· Fachbeitrag · Einkommensteuer
Besteuerung privater Grundstücksgeschäfte: Steuerfallen und Vermeidungsstrategien
von Dipl.-Finw. (FH) Karl-Heinz Günther, Übach-Palenberg
| Steuerpflichtige müssen sich darauf einstellen, dass das FA aufgrund der ihm zugehenden Veräußerungsanzeigen über die meisten Grundstücksgeschäfte informiert ist. Demzufolge kann das FA prüfen, ob aus der Veräußerung eines zum Privatvermögen gehörenden Grundstücks eine Steuerpflicht nach § 23 EStG resultiert. Nachfolgend soll anhand praxisrelevanter Fallgestaltungen insbesondere gezeigt werden, wie eine Besteuerung nach § 23 EStG ggf. vermieden werden kann. |
1. Zehnjahreszeitraum
Die Besteuerungsnorm des § 23 EStG ist insoweit berechenbar und damit auch gestaltbar, als der Zehnjahreszeitraum, in dem ein Grundstück angeschafft und wieder veräußert wird, eine feststehende Größe ist, an der sich Steuerpflichtige orientieren können. Wer also die Veräußerung eines Grundstücks des Privatvermögens plant, sollte zunächst prüfen, wann er das Objekt angeschafft hat.
Für die Berechnung der Zehnjahresfrist kommt es jeweils auf das obligatorische Rechtsgeschäft an (BFH 13.12.05, IX R 14/03).
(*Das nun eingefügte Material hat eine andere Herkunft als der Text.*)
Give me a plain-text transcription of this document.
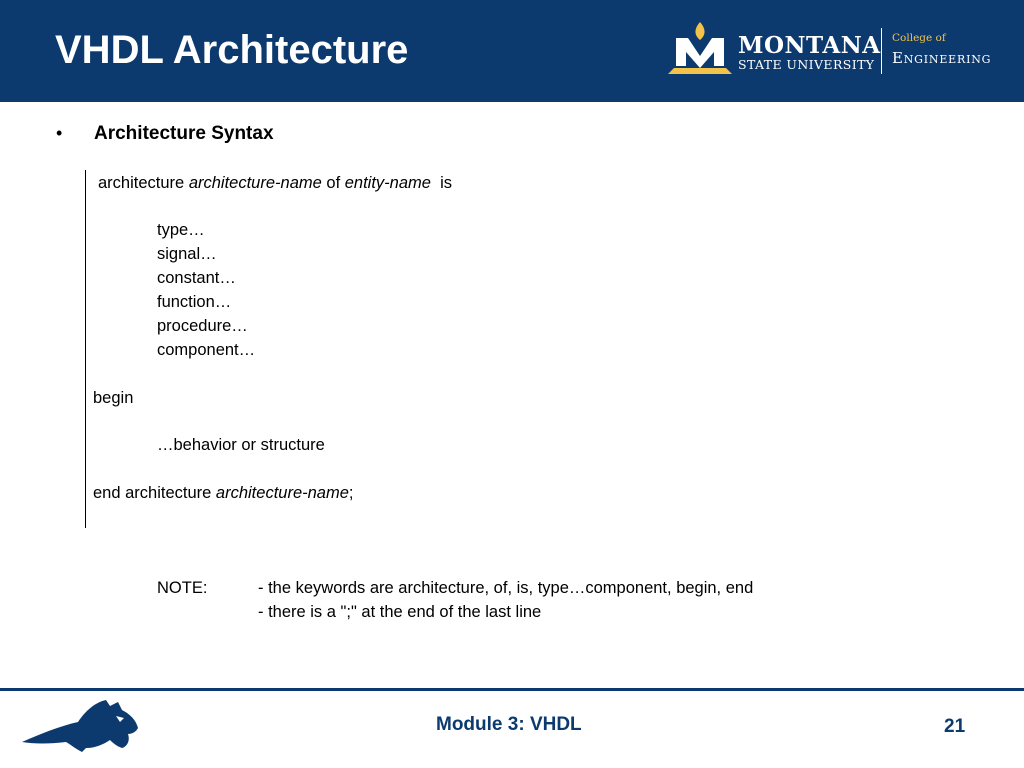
VHDL Architecture	MONTANA
STATE UNIVERSITY
College of
Engineering
• Architecture Syntax
architecture architecture-name of entity-name is
type…
signal…
constant…
function…
procedure…
component…
begin
…behavior or structure
end architecture architecture-name;
NOTE:	- the keywords are architecture, of, is, type…component, begin, end
- there is a ";" at the end of the last line
Module 3: VHDL	21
Wird der Zehnjahreszeitraum überschritten, kommt es schon dem Grunde nach nicht zu einer Besteuerung. In diesem Zusammenhang ist jedoch insbesondere auf folgende Aspekte zu achten:
- Bei der Veräußerung eines im Wege der Gesamtrechtsnachfolge erworbenen Grundstücks ist bei der Fristberechnung von dem Zeitpunkt des entgeltlichen Erwerbs durch den Rechtsvorgänger auszugehen (BFH 12.7.88, IX R 149/83). Entsprechendes gilt bei einem im Wege der Einzelrechtsnachfolge erworbenen Grundstück (§ 23 Abs. 1 S. 3 EStG).
- Als Anschaffung gilt auch die Überführung eines Grundstücks in das Privatvermögen durch Entnahme oder Betriebsaufgabe (§ 23 Abs. 1 S. 2 EStG).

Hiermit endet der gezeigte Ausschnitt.